De acordo com o programa, os pontos identificados são onde tiveram início alguns dos incêndios devastadores da atual temporada de fogo no Pantanal. Neste período o estado de Mato Grosso do Sul decretou emergência ambiental por 180 dias.
O objetivo do NUGEO é chegar às possíveis causas de cada incêndio, identificando responsáveis e se ocorreram ou não em propriedades privadas.
O Promotor do Núcleo Ambiental, Luciano Loubet, afirmou que, na medida do possível, as localidades onde sejam identificados início de incêndios serão visitadas pela Polícia Ambiental. O propósito é a sociedade saber que ocorrerá averiguação sobre causas de incêndios iniciados.
No levantamento de “análise remota de regressão das cicatrizes de incêndios” se identificou sete pontos de ignição inicial em seis fazendas e em uma área sem cadastro no Cadastro Ambiental Rural (CAR). Os incêndios atingiram cerca de vinte propriedades rurais no Pantanal.
Após a vistoria da Polícia Militar Ambiental, os relatórios serão enviados às Promotorias de Justiça competentes para tomar as providências necessárias de responsabilização e prevenção.

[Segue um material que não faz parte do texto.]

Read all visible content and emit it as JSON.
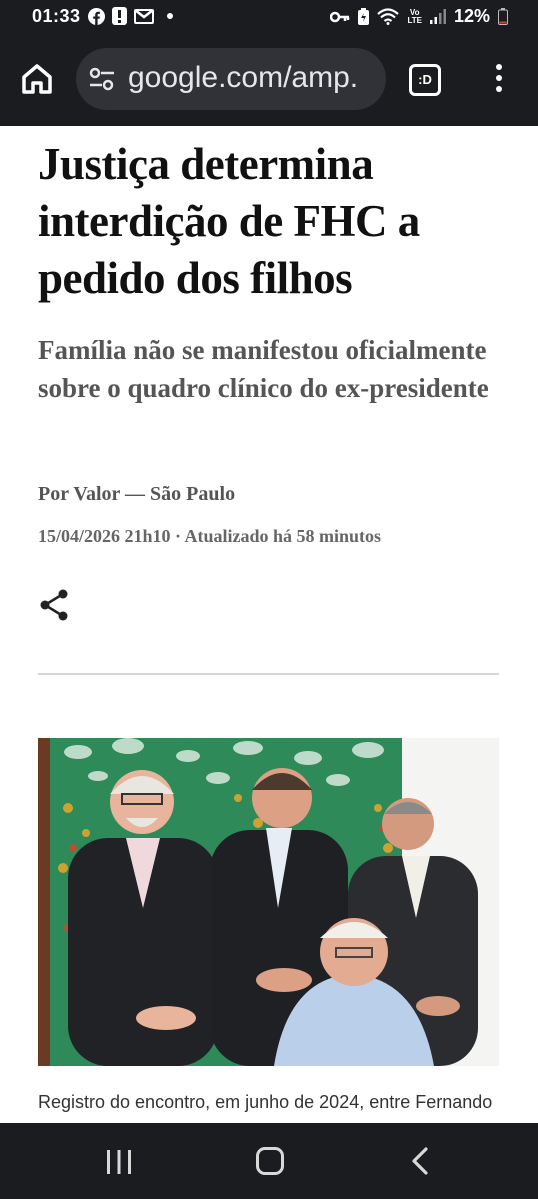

A ministra Marina Silva informou que o governo antecipou ações que adotaria em agosto. Ela afirmou que as práticas envolvem principalmente a renovação de pastagens. “Todos aqueles que fizerem o uso do fogo para a renovação de pastagens ou para a atividade qualquer que seja ela estará cometendo um delito” declarou incisivamente.